In the case of the redemptive and apparently soul-purifying "Freak," Columbia-born Leguizamo is giving us slices from his life. There's one helluva dysfunctional family exorcised by Leguizamo as he gets off his chest what it meant to grow up poor and instinctively rebellious. His explosive, vengeful narrative places unmerciful emphasis on his punitive father's mistreatment of him, and the unhappy marriage of his parents. That he transforms himself into his macho father "The King of Tenements" as effortlessly as he affects his mother's risibly defensive air of sensuality is awesome. Growing up in Jackson Heights, Queens, Corona, and the Bronx, and the toughening experiences among hostile ethnic types, are generously flecked with some outrageously funny commentary. There is no denying the affection he is now able to express for the Irish and Italians, impersonating them with a reflective accuracy, even in the meanest of encounters.

The only sour notes in Leguizamo's otherwise hot and hip discourse, comes from his being too patently vulgar and sexually explicit. Of course, the under-40s in the audience thought it was just great and cheered him on.
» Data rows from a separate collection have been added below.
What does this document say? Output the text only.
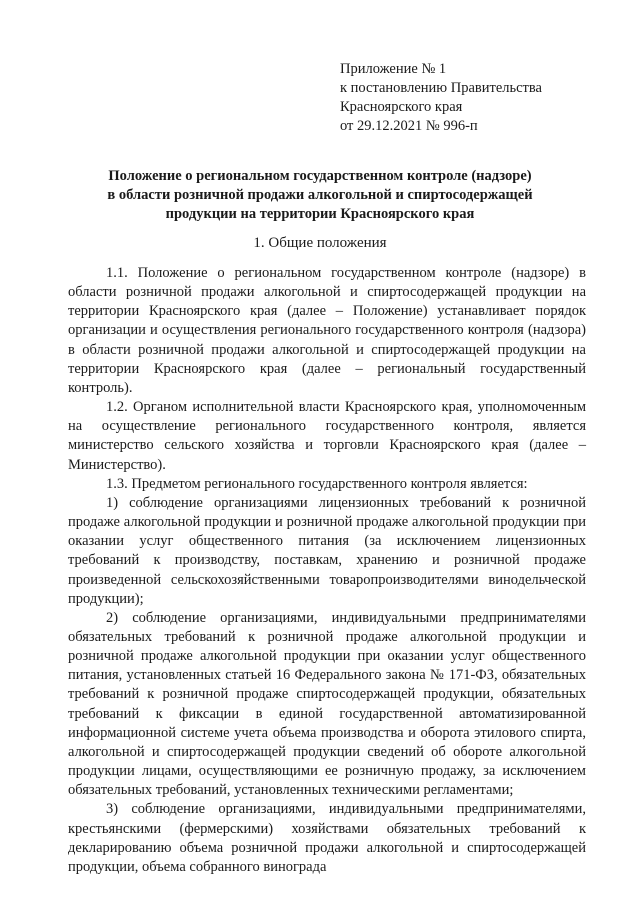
Приложение № 1
к постановлению Правительства
Красноярского края
от 29.12.2021 № 996-п
Положение о региональном государственном контроле (надзоре)
в области розничной продажи алкогольной и спиртосодержащей
продукции на территории Красноярского края
1. Общие положения

1.1. Положение о региональном государственном контроле (надзоре) в области розничной продажи алкогольной и спиртосодержащей продукции на территории Красноярского края (далее – Положение) устанавливает порядок организации и осуществления регионального государственного контроля (надзора) в области розничной продажи алкогольной и спиртосодержащей продукции на территории Красноярского края (далее – региональный государственный контроль).

1.2. Органом исполнительной власти Красноярского края, уполномоченным на осуществление регионального государственного контроля, является министерство сельского хозяйства и торговли Красноярского края (далее – Министерство).

1.3. Предметом регионального государственного контроля является:

1) соблюдение организациями лицензионных требований к розничной продаже алкогольной продукции и розничной продаже алкогольной продукции при оказании услуг общественного питания (за исключением лицензионных требований к производству, поставкам, хранению и розничной продаже произведенной сельскохозяйственными товаропроизводителями винодельческой продукции);

2) соблюдение организациями, индивидуальными предпринимателями обязательных требований к розничной продаже алкогольной продукции и розничной продаже алкогольной продукции при оказании услуг общественного питания, установленных статьей 16 Федерального закона № 171-ФЗ, обязательных требований к розничной продаже спиртосодержащей продукции, обязательных требований к фиксации в единой государственной автоматизированной информационной системе учета объема производства и оборота этилового спирта, алкогольной и спиртосодержащей продукции сведений об обороте алкогольной продукции лицами, осуществляющими ее розничную продажу, за исключением обязательных требований, установленных техническими регламентами;

3) соблюдение организациями, индивидуальными предпринимателями, крестьянскими (фермерскими) хозяйствами обязательных требований к декларированию объема розничной продажи алкогольной и спиртосодержащей продукции, объема собранного винограда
His protracted and overly detailed memory about how his father forced him to lose his virginity to a fat old German sexpot in the back of a Kentucky Fried Chicken store is really gross. But the most compelling of the several dozen characters that this feverishly energized young man in black nylon trousers and a Mets tee shirt portrays are family members, including a gay deaf uncle, friends, and, of course, himself. Unlike the recent "Capeman," "Freak" embraces the optimistic heart and the uplifted soul of a Latino. HH

-- Simon Saltzman

Freak, Cort Theater, 138 West 48 Street, 800-432-7250 or 212-239-6200. $17.50 to $55. Extended. Rush tickets in the first two rows of the orchestra are available on the day of each performance for $17.50 (limit two per person).